Inside the legendary rapper's GQ cover shoot
Diddy stars in a very stylish shoot with GQ magazine where he sits down to discuss changing names and his relationship with Biggie.
Diddy, who has amassed a following of over 10m, Instagram followers due to his fun and uplifting posts has become the face of black excellence alongside his close pal and fellow rapper, Jay-Z.
The two men began their lives in the hood and through sheer talent and hard work have worked hard to push themselves to the next level, so much so the two topped the Forbes list together this year as 'Hip-hop's Wealthiest Acts'.
In the cover shoot, Diddy poses in a variety of stylish outfits including a purple suit by Gucci and Ermenegildo Zegna Couture leisure jacket.
Read excerpts from the interview below:
I asked what kept him hungry.
“My culture,” he said. “I want to be an authentic, unapologetic warrior for black culture and the culture of the street and how it moves. My thing is most importantly to change the narrative of the black race. I can't relate to anything that isn't about that.”
He said he wants to develop an app that will allow users to look at a given city or neighborhood and see where the black-owned and black-friendly businesses are. He didn't want to say too much about the app. It wasn't finished. He didn't have a name for it yet.
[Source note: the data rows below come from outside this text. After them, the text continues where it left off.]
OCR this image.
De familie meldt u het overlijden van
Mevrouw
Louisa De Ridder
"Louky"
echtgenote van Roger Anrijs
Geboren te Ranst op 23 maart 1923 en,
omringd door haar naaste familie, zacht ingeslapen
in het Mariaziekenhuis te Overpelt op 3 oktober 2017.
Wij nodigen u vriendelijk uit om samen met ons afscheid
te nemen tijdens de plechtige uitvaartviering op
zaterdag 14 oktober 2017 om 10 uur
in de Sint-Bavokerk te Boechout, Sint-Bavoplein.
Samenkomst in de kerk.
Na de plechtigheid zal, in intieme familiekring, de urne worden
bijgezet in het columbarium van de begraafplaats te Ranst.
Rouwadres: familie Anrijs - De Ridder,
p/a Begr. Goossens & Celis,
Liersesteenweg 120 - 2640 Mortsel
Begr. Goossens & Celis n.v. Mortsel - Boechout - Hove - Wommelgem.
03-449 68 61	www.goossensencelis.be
“This is not about taking away from any other community,” he said. “We'll still go to Chinatown. We'll still buy Gucci!” He laughed. “But the application will make it possible for us to have an economic community. It's about blacks gaining economic power.”
He and Jay-Z have been talking about this, he said, about moving the race forward actively, by means of: making a lot of money and putting it back into the community. “I don't believe in passiveness,” Love said. “At some point there has to be some kind of fight. I feel like we've done a lot of marching. It's time to start charging.”
In his conversations with Jay-Z, they've been using the term “black excellence” for leaders who came forward to uplift the race by example. It was an updated incarnation of W. E. B. Du Bois's “talented tenth,” based not on class or lightness of skin tone this time but instead on getting and being extremely wealthy. And philanthropic.
“We're into psychological warfare,” he said. “The difference is, we're not trying to hurt nobody.”